Whether you are the tenant or the landlord in a commercial lease, the discussion about a security deposit is likely to come up early on in your negotiation of lease terms. A security deposit provides the landlord with some comfort that, if the tenant defaults under the lease, the landlord will have a small amount of cash (or access to cash, if the security deposit is in the form of a letter of credit) to offset its damages immediately, regardless of its other remedies and long-term collection prospects. Summarized below are some general pointers and options for framing negotiations on this issue.

The first discussion about a security deposit usually centers on how much the deposit should be. Many landlords have a rule of thumb that they generally adhere to; one or two months’ rent is fairly typical. However, if the landlord is building out the space for the tenant or providing a tenant improvement allowance, the landlord may require more. Note that this amount may be calculated on the tenant’s base rent or, in some cases, on monthly rent, which would include the estimated amount of operating expenses and taxes that the tenant pays in addition to the base rent.

The landlord will almost always ask to see the tenant’s financial statements in order to gauge creditworthiness and make a final decision on the security deposit. If the tenant is unhappy with the security deposit amount the landlord proposes, one option is for the tenant to propose that the security deposit “burn down” (i.e., decrease) over time. As mentioned above, if the landlord is building out the space for the tenant or providing a tenant improvement allowance, the landlord’s risk is greatest at the beginning of the lease because the landlord pays out a large chunk of money initially before knowing for sure whether the tenant will perform. Thus, the landlord may require a high security deposit at the outset of the lease in order to offset its risk, but, as the lease term continues and assuming the tenant performs as required under the lease, the landlord’s risk decreases and so may the security deposit. The “burn down” provision is a good compromise that gives the landlord more security when its risk is highest but allows the tenant to get some cash back over the life of the lease.

If a security deposit will be in the form of a letter of credit rather than cash, there are a few additional considerations to keep in mind. A letter of credit is a negotiable instrument (like a check) that is issued by a bank to the landlord. It allows the landlord to draw upon the letter of credit and to receive some amount of cash if there is a default by the tenant under the lease. Letters of credit may be more inconvenient administratively for both parties, so they often make the most sense when the security deposit is a large amount. In addition, the bank will likely charge a fee in order to issue the letter of credit. Typically, the letter of credit must be delivered around the time that the lease is signed, so it is important for the tenant to get its bank on board as early as possible and to get the bank’s financial profile and form of letter of credit to the landlord for approval as soon as possible (the landlord will want to approve the bank and the form of the letter of credit). To avoid any confusion down the road, once all parties (landlord, tenant and bank) have agreed on the form of the letter of credit, it is a good idea to attach it to the lease as an exhibit. As the tenant, note that, if the landlord presents the letter of credit and a draw request to the bank, the bank may require the landlord to submit a general certification that an event of default has occurred permitting the landlord to draw down money, but the bank will not be responsible for any inquiry or investigation into whether there actually was an event of default. If the landlord wrongly draws on a letter of credit, the tenant will need to seek recourse against the landlord rather than the bank.

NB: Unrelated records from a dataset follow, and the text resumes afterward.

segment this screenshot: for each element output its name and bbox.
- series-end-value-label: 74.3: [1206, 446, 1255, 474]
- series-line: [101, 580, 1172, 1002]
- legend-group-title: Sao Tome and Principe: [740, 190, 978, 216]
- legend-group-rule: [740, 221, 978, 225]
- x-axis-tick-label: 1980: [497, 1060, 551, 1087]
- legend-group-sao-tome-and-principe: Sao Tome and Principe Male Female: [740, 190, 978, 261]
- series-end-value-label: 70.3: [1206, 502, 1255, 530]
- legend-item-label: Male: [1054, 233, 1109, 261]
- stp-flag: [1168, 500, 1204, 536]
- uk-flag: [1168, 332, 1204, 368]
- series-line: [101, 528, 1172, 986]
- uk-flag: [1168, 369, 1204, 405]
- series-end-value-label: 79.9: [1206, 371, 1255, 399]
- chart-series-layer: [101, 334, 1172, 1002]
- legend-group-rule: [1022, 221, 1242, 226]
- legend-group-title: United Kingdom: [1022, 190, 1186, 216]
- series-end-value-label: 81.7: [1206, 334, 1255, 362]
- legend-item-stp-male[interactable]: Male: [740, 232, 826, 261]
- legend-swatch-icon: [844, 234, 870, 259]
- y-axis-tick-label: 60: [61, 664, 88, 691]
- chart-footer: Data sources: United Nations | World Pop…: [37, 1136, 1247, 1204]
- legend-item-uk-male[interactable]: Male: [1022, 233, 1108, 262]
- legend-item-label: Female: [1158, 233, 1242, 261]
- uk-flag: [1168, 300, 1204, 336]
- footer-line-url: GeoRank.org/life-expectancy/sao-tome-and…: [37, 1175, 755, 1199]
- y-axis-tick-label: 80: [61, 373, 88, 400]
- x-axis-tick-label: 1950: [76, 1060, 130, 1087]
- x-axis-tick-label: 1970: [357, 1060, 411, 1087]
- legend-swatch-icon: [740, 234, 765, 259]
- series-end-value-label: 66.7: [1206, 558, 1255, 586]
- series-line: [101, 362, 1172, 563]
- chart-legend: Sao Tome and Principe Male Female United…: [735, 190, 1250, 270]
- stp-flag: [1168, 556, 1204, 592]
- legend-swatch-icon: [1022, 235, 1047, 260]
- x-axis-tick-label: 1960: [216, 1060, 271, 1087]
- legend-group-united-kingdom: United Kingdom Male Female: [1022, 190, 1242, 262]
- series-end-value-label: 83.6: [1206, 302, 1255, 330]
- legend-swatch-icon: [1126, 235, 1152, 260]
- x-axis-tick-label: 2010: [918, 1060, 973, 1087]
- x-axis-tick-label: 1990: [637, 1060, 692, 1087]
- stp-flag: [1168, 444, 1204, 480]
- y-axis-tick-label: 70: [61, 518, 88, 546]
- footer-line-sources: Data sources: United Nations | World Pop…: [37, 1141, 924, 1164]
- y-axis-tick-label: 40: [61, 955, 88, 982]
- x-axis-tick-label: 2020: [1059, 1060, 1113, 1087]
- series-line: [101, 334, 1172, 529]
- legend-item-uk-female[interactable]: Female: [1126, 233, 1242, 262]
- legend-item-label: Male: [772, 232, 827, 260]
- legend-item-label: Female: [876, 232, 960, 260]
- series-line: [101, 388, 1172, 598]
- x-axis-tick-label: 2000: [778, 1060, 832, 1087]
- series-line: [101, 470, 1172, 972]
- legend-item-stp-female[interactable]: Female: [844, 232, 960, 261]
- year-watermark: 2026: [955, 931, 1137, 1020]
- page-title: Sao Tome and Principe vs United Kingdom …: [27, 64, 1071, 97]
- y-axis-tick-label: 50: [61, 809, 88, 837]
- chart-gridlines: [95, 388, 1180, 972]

Here are three final notes to keep in mind on security deposits:

  • In commercial leases, the landlord is not usually required to keep a security deposit in a separate account and is free to co-mingle it with its other funds.
  • Typically any interest that accrues on the security deposit is kept by the landlord.
  • The tenant should make sure the lease specifies a time period after the expiration of the lease within which the landlord must return the balance of the security deposit or the original letter of credit.

These items reflect general practice, but landlords and tenants should also make sure to check for unique customs and relevant laws in their specific state.